Thanks for any assistance.


----------



## Harold_V (Jul 18, 2007)

You may not have palladium at all. I suggest you secure at least a small amount of DMG----but use it strictly for testing----not for recovery of palladium. It produces so damned much precipitate that it's beyond a joke, and is very difficult to handle. The fact that it produces a huge amount of precipitate is exactly why it is the best test of all for the presence of Pd. It produces a brilliant yellow substance that is hard to miss, even when very scant. Hoke, in her book Refining Precious Metal Wastes, provides proper guidance for making the test solution.

I've commented before, but I'll do it again----DMG is also useful for determining the presence of nickel----it's a wonderful testing tool to have in your arsenal of supplies. 

Anyone that refines should become familiar with all of the metals one might encounter, even if they are not your objective.
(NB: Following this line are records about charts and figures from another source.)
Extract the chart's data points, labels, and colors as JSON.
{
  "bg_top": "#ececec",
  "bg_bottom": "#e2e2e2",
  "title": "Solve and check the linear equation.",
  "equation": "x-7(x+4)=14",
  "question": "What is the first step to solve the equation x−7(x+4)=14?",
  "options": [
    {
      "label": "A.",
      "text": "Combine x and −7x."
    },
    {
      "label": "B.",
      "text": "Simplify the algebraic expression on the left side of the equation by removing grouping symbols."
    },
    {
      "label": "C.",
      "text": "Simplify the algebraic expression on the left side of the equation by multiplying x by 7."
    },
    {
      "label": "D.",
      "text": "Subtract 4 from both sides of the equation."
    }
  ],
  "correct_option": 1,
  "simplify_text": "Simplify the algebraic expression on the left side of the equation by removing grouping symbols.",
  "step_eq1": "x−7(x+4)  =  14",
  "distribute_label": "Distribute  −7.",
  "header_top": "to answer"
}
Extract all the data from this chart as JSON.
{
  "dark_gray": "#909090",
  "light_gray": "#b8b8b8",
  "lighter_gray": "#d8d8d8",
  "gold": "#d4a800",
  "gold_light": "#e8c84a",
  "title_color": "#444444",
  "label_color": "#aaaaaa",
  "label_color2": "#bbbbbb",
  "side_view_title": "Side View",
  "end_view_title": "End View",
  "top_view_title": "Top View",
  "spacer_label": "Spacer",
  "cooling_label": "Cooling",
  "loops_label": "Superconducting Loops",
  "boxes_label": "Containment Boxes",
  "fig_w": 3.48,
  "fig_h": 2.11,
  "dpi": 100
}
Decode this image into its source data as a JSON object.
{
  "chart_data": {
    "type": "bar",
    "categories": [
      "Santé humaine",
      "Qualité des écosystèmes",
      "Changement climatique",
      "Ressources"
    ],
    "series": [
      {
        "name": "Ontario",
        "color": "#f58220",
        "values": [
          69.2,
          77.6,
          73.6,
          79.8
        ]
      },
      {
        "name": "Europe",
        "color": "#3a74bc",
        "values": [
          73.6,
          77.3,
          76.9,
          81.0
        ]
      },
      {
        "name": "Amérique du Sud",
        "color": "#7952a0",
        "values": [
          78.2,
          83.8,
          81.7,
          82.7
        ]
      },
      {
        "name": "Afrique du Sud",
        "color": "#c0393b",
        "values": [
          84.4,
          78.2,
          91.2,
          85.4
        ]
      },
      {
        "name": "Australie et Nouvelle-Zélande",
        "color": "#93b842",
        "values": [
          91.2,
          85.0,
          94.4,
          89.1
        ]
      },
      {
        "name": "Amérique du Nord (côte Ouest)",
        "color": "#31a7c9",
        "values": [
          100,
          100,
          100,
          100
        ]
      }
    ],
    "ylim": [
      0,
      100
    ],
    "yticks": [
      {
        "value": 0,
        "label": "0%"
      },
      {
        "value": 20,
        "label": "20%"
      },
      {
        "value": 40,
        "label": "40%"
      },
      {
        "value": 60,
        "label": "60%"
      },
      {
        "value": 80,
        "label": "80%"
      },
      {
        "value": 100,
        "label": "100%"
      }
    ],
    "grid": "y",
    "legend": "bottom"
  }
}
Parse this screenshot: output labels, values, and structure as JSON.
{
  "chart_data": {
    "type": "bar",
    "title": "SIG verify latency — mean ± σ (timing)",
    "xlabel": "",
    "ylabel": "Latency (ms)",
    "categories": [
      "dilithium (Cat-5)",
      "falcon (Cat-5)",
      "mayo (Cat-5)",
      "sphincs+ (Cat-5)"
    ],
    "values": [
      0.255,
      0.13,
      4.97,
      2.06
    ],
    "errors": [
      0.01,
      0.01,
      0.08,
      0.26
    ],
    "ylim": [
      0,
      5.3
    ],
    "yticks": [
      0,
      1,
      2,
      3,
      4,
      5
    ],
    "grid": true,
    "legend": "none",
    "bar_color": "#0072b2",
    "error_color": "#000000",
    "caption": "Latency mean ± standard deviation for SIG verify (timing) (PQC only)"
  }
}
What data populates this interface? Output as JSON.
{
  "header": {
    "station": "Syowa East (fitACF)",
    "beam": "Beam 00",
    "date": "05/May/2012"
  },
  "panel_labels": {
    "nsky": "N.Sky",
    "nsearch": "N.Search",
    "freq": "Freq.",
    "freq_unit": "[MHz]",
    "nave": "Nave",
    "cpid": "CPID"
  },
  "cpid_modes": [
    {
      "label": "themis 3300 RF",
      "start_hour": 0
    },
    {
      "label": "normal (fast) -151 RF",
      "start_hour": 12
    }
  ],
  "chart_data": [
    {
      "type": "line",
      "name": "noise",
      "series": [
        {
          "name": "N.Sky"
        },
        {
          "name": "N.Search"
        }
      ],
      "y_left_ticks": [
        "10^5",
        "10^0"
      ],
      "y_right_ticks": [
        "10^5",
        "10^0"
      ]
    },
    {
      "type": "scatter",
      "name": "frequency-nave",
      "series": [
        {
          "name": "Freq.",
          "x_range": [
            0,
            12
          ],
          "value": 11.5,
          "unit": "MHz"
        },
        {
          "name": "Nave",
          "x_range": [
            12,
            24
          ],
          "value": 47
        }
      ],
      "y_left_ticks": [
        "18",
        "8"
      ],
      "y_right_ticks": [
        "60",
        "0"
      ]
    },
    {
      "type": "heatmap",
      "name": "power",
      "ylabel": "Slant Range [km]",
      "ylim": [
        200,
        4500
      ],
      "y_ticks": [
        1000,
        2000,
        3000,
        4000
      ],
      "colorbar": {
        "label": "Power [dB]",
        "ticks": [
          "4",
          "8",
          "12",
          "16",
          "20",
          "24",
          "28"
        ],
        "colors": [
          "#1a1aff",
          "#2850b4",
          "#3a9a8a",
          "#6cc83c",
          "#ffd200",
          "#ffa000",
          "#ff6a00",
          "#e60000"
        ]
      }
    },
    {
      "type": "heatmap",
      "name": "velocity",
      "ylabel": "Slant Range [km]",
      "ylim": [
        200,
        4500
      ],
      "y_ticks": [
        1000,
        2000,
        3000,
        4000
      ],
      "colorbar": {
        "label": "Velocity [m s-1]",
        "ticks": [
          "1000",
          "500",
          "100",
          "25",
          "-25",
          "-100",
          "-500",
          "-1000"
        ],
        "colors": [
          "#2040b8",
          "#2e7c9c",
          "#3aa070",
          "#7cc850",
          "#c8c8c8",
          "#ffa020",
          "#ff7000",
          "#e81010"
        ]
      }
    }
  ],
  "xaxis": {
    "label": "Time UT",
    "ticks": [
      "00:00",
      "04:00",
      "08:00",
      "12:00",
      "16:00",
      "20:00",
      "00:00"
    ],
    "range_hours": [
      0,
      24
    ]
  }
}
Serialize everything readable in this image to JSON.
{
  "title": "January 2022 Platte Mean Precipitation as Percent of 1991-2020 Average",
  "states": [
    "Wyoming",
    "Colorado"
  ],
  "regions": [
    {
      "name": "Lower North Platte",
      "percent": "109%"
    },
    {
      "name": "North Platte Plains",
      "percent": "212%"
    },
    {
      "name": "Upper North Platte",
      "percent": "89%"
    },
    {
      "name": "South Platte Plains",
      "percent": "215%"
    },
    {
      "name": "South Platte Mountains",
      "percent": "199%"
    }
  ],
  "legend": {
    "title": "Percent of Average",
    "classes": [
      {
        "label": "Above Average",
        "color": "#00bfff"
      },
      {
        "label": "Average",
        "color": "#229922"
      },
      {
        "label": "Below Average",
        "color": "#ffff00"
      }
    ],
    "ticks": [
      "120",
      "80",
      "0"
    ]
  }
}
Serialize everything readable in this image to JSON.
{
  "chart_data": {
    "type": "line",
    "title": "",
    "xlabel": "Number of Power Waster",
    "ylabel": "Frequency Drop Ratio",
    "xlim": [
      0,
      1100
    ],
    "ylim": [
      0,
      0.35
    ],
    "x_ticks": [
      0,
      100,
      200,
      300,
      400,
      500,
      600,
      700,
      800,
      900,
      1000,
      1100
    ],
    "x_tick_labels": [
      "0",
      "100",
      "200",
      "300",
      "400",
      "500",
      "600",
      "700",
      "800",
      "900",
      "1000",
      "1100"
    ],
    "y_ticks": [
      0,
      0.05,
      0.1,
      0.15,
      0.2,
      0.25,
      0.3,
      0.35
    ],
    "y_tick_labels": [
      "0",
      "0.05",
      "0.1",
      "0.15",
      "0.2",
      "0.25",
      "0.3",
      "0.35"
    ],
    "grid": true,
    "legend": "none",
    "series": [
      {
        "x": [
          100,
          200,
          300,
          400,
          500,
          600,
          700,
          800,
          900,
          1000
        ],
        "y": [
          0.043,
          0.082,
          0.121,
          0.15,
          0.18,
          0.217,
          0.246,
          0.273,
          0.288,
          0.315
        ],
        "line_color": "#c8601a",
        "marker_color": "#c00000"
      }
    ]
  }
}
You may not care if they're there or not, but it's nice to know what is, to help in identifying unknown metals by eliminating those with which you are now familiar. 

The reaction you achieved may well not be Pd. Not saying it isn't, but minute traces of gold in a solution that is not well balanced, coupled with questionable stannous chloride, can yield strange results. A test with DMG would be very useful in this instance. 

One thing to consider: The platinum group will rarely precipitate from a solution in which it is not concentrated. If you had but traces of palladium, assuming you had any at all----your chance of recovering by conventional methods would not be good. You might consider recovering it with copper, which will selectively remove only metals of value, not the base metals you likely have in solution. You might also consider putting your relatively barren solution in a stock pot, where the values will be recovered on scrap steel, along with some of the base metals. By doing so, you'll concentrate the values from various solutions, with the possibility of recovering them when there is an abundance. They can be chemically processed, or you can run the residues in a furnace. 

Harold


----------



## Aristo (Jul 18, 2007)

Thanks for the comprehensive reply Harold.
I will get some DMG and see how that works out.
Would anyone be able to comment on the presence of PMG with regards to various ceramic CPUs?.


----------